Lynne Jackson, a volunteer and one of the co-founders of Project SALAM – Support And Legal Advocacy for Muslims, raised the issue of entrapment in the Albany case of Yassin Aref and Mohammed Hossein, who were convicted in 2006 of conspiring to aid a terrorist group and money laundering.
“These two men,” Jackson said, “were entrapped by the same informant that entrapped the Newburgh 4, although he called himself Malik at the time. Hossein accepted a loan from the man, and he is now serving time in Marion, Illinois. The two men have 10 children between them.”
Project SALAM, she told the forum, has written seven letters to President Barack Obama and Attorney General Eric Holder about the illegal entrapment of Muslims. None of them have been answered.
Kathy Manley, an attorney for Yassin Aref and a co-founder of Project SALAM, told the NYU meeting that Aref had been placed in one of the federal government’s two Commutations Management Units (CMUs) in Terre Haute, Indiana (the other is in Marion, Illinois). These, she said, were quickly becoming special prison units for Muslims and for political prisoners. She noted that the Center for Constitutional Rights was about to file a motion to get CMUs shut down.
The Center website describes the CMUs in the following terms: “[I]ndividuals detained in the CMU are completely banned from any physical contact with visiting family members and friends and other types of communication are severely limited, including interactions with other prisoners and phone calls with friends and family members.
“Individuals detained in the CMU receive no explanation for their transfer to the unit or for the extraordinary communications restrictions to which they are subjected. Upon designation to the unit, there is no meaningful review or appeal process that allows CMU prisoners to be transferred back to general population.

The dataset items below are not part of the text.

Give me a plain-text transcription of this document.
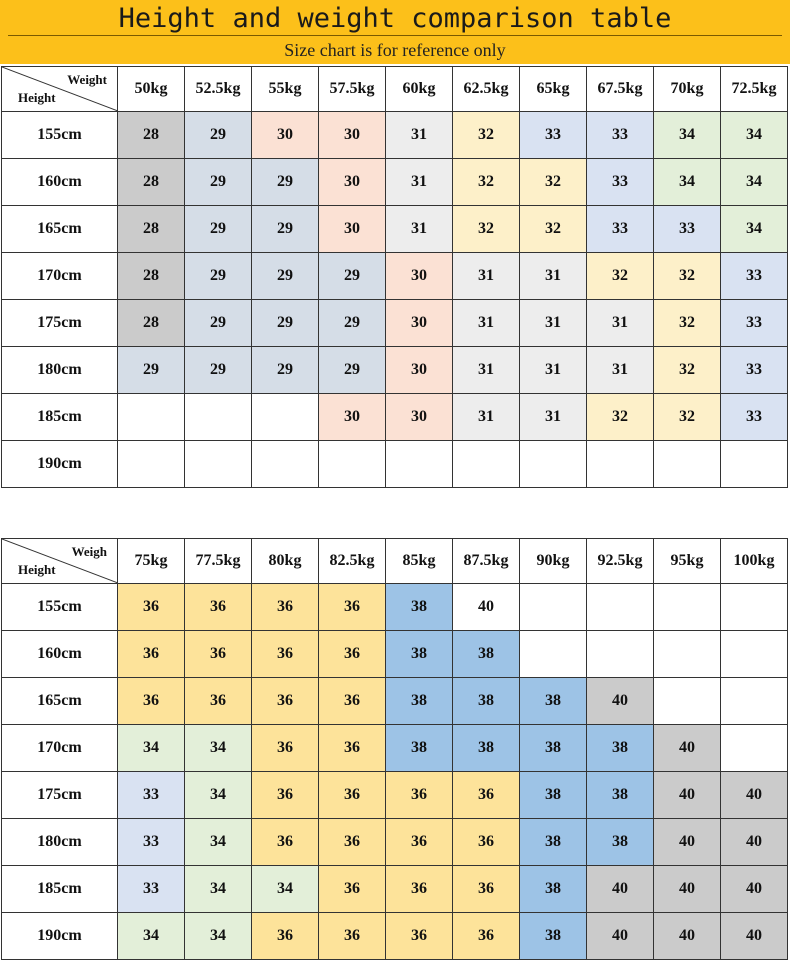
Height and weight comparison table
Size chart is for reference only
Weight
Height	50kg	52.5kg	55kg	57.5kg	60kg	62.5kg	65kg	67.5kg	70kg	72.5kg
155cm	28	29	30	30	31	32	33	33	34	34
160cm	28	29	29	30	31	32	32	33	34	34
165cm	28	29	29	30	31	32	32	33	33	34
170cm	28	29	29	29	30	31	31	32	32	33
175cm	28	29	29	29	30	31	31	31	32	33
180cm	29	29	29	29	30	31	31	31	32	33
185cm				30	30	31	31	32	32	33
190cm										
Weigh
Height	75kg	77.5kg	80kg	82.5kg	85kg	87.5kg	90kg	92.5kg	95kg	100kg
155cm	36	36	36	36	38	40				
160cm	36	36	36	36	38	38				
165cm	36	36	36	36	38	38	38	40		
170cm	34	34	36	36	38	38	38	38	40	
175cm	33	34	36	36	36	36	38	38	40	40
180cm	33	34	36	36	36	36	38	38	40	40
185cm	33	34	34	36	36	36	38	40	40	40
190cm	34	34	36	36	36	36	38	40	40	40
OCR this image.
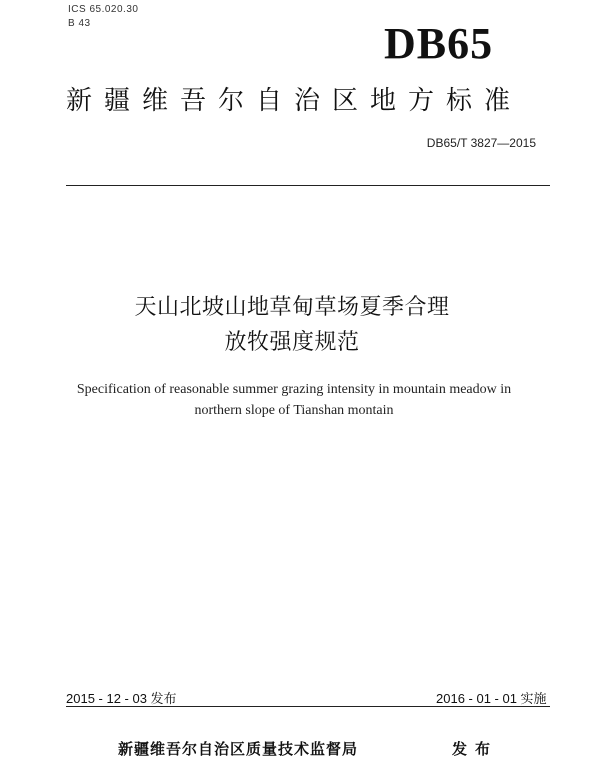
ICS 65.020.30
B 43	DB65
新疆维吾尔自治区地方标准
DB65/T 3827—2015
天山北坡山地草甸草场夏季合理
放牧强度规范
Specification of reasonable summer grazing intensity in mountain meadow in
northern slope of Tianshan montain
2015 - 12 - 03 发布	2016 - 01 - 01 实施
新疆维吾尔自治区质量技术监督局	发布
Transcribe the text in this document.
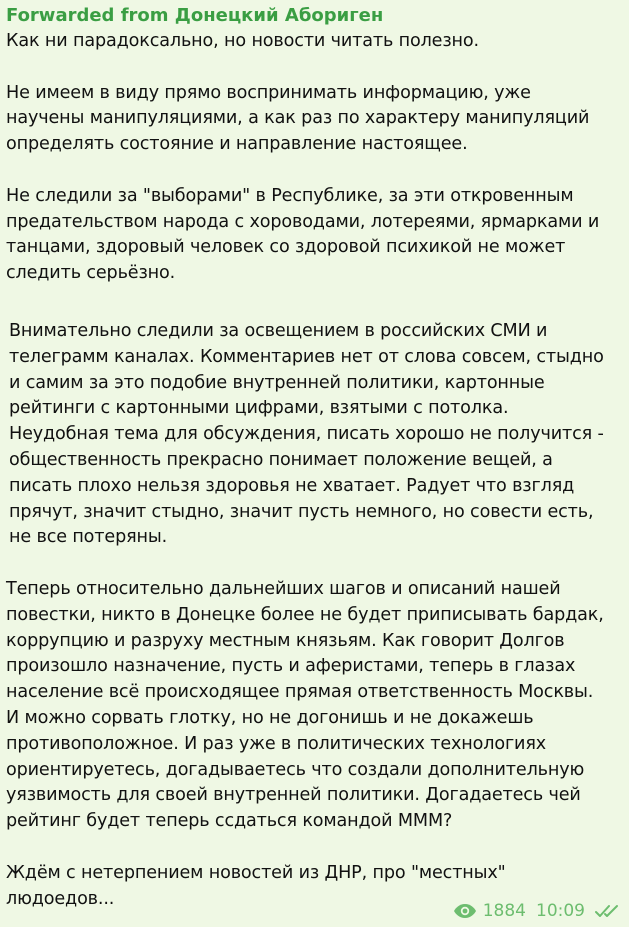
Forwarded from Донецкий Абориген

Как ни парадоксально, но новости читать полезно.

Не имеем в виду прямо воспринимать информацию, уже
научены манипуляциями, а как раз по характеру манипуляций
определять состояние и направление настоящее.

Не следили за "выборами" в Республике, за эти откровенным
предательством народа с хороводами, лотереями, ярмарками и
танцами, здоровый человек со здоровой психикой не может
следить серьёзно.

Внимательно следили за освещением в российских СМИ и
телеграмм каналах. Комментариев нет от слова совсем, стыдно
и самим за это подобие внутренней политики, картонные
рейтинги с картонными цифрами, взятыми с потолка.
Неудобная тема для обсуждения, писать хорошо не получится -
общественность прекрасно понимает положение вещей, а
писать плохо нельзя здоровья не хватает. Радует что взгляд
прячут, значит стыдно, значит пусть немного, но совести есть,
не все потеряны.

Теперь относительно дальнейших шагов и описаний нашей
повестки, никто в Донецке более не будет приписывать бардак,
коррупцию и разруху местным князьям. Как говорит Долгов
произошло назначение, пусть и аферистами, теперь в глазах
население всё происходящее прямая ответственность Москвы.
И можно сорвать глотку, но не догонишь и не докажешь
противоположное. И раз уже в политических технологиях
ориентируетесь, догадываетесь что создали дополнительную
уязвимость для своей внутренней политики. Догадаетесь чей
рейтинг будет теперь ссдаться командой МММ?

Ждём с нетерпением новостей из ДНР, про "местных"
людоедов...

1884 10:09
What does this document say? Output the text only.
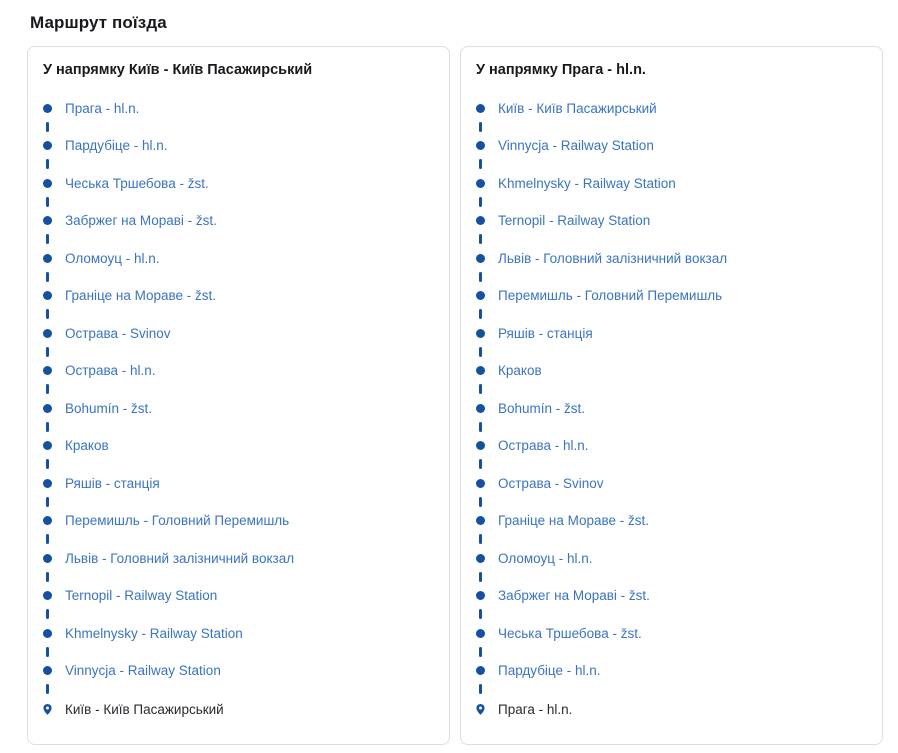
Маршрут поїзда
У напрямку Київ - Київ Пасажирський
Прага - hl.n.
Пардубіце - hl.n.
Чеська Тршебова - žst.
Забржег на Мораві - žst.
Оломоуц - hl.n.
Граніце на Мораве - žst.
Острава - Svinov
Острава - hl.n.
Bohumín - žst.
Краков
Ряшів - станція
Перемишль - Головний Перемишль
Львів - Головний залізничний вокзал
Ternopil - Railway Station
Khmelnysky - Railway Station
Vinnycja - Railway Station
Київ - Київ Пасажирський
У напрямку Прага - hl.n.
Київ - Київ Пасажирський
Vinnycja - Railway Station
Khmelnysky - Railway Station
Ternopil - Railway Station
Львів - Головний залізничний вокзал
Перемишль - Головний Перемишль
Ряшів - станція
Краков
Bohumín - žst.
Острава - hl.n.
Острава - Svinov
Граніце на Мораве - žst.
Оломоуц - hl.n.
Забржег на Мораві - žst.
Чеська Тршебова - žst.
Пардубіце - hl.n.
Прага - hl.n.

Many CMU prisoners have neither significant disciplinary records nor any communications-related infractions.”
Attorney Steve Downs, also one of Aref’s lawyers and a co-founder of Project SALAM, noted that cases described at the forum were part of a disease called “Preemptive Prosecution.” He quoted from a fact sheet that he had prepared for the audience:
“The government is very clever at taking statements of a defendant out of context to convince a jury of Americans, unsophisticated in the nuances of Middle Eastern thought and politics, that the defendant has the terrorist ideology. Any past mention by the defendant of the word ‘jihad’ for example, is repeatedly paraded before the jury as a sign of the defendant’s radicalism, even though the word means essentially ‘struggle’ and can be used in many innocent contexts.”
Other speakers included Noor Elashi, the daughter of Ghassan Elashi, who was first arrested in 2002 and, after a 2007 mistrial, was convicted at a 2008 retrial on the bogus charge of providing funds to support the Palestinian Islamist group Hamas through the Holy Land Foundation, a charitable organization he had founded. He is now serving a 65-year sentence at a federal prison in Seagoville, Texas.
“My father is a political prisoner,” Elashi said. “We live in a twisted time. A time when humanitarians are pursued relentlessly.”